Furthermore, Enç glosses his teleological condition on non-deviance as imposing an ’explanatory relation requirement’: C causes S ’in the way it is supposed to just in case: for any intermediate link, X, in the chain from C to S, the fact that C causes X is explained by the fact that X results in S’ (p.111). But it is hard to see why this doesn’t count as a – competing – structural theory of non-deviant causal pathways.

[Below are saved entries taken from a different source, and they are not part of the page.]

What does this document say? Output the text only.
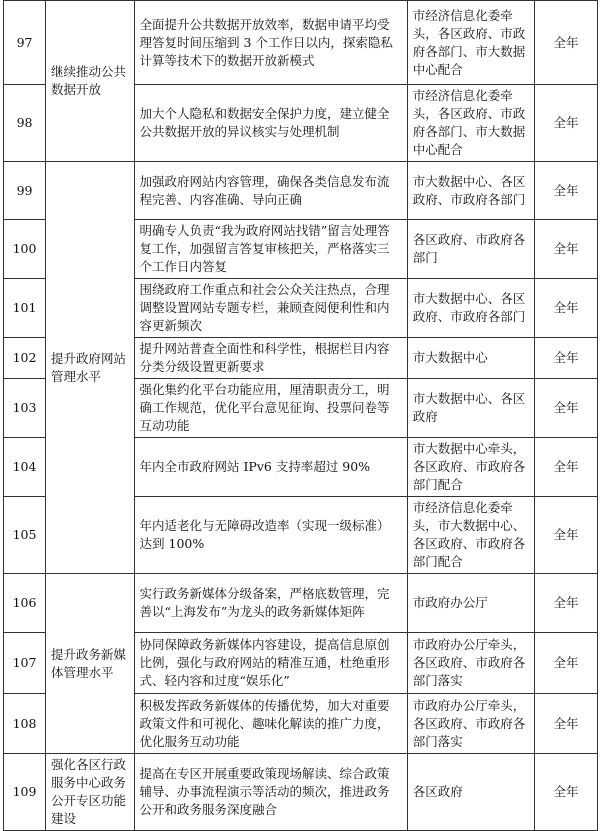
97	继续推动公共数据开放	全面提升公共数据开放效率，数据申请平均受理答复时间压缩到 3 个工作日以内，探索隐私计算等技术下的数据开放新模式	市经济信息化委牵头，各区政府、市政府各部门、市大数据中心配合	全年
98		加大个人隐私和数据安全保护力度，建立健全公共数据开放的异议核实与处理机制	市经济信息化委牵头，各区政府、市政府各部门、市大数据中心配合	全年
99	提升政府网站管理水平	加强政府网站内容管理，确保各类信息发布流程完善、内容准确、导向正确	市大数据中心、各区政府、市政府各部门	全年
100		明确专人负责“我为政府网站找错”留言处理答复工作，加强留言答复审核把关，严格落实三个工作日内答复	各区政府、市政府各部门	全年
101		围绕政府工作重点和社会公众关注热点，合理调整设置网站专题专栏，兼顾查阅便利性和内容更新频次	市大数据中心、各区政府、市政府各部门	全年
102		提升网站普查全面性和科学性，根据栏目内容分类分级设置更新要求	市大数据中心	全年
103		强化集约化平台功能应用，厘清职责分工，明确工作规范，优化平台意见征询、投票问卷等互动功能	市大数据中心、各区政府	全年
104		年内全市政府网站 IPv6 支持率超过 90%	市大数据中心牵头，各区政府、市政府各部门配合	全年
105		年内适老化与无障碍改造率（实现一级标准）达到 100%	市经济信息化委牵头，市大数据中心、各区政府、市政府各部门配合	全年
106	提升政务新媒体管理水平	实行政务新媒体分级备案，严格底数管理，完善以“上海发布”为龙头的政务新媒体矩阵	市政府办公厅	全年
107		协同保障政务新媒体内容建设，提高信息原创比例，强化与政府网站的精准互通，杜绝重形式、轻内容和过度“娱乐化”	市政府办公厅牵头，各区政府、市政府各部门落实	全年
108		积极发挥政务新媒体的传播优势，加大对重要政策文件和可视化、趣味化解读的推广力度，优化服务互动功能	市政府办公厅牵头，各区政府、市政府各部门落实	全年
109	强化各区行政服务中心政务公开专区功能建设	提高在专区开展重要政策现场解读、综合政策辅导、办事流程演示等活动的频次，推进政务公开和政务服务深度融合	各区政府	全年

Indeed, it was so conceived by a previous advocate of a teleological approach to the deviance problem – namely Martin Davies (’Function in Perception’, Australasian Journal of Philosophy, 61, 1983, 409-426). (Note several erroneous references in text and footnotes to ’Davies (196 3)’. Otherwise, the book contains admirably few errors.) In any case, if an account of non-deviance is to dispel the intuition that agent-control is irreducible, we surely need to show how event-causal pathways of certain kinds can realise agent-control, and it is hard to see how anything other than some sort of structural account could achieve that goal. In the final section of Chapter 4, Enç provides a subtle discussion of heteromesial cases where a second agent’s action is required to complete the chain from the first agent’s intention to his behaviour, sufficient to show, I think, that intuitions about these kinds of cases alone could not reasonably lead one to hold out against a CTA (see pp 128ff).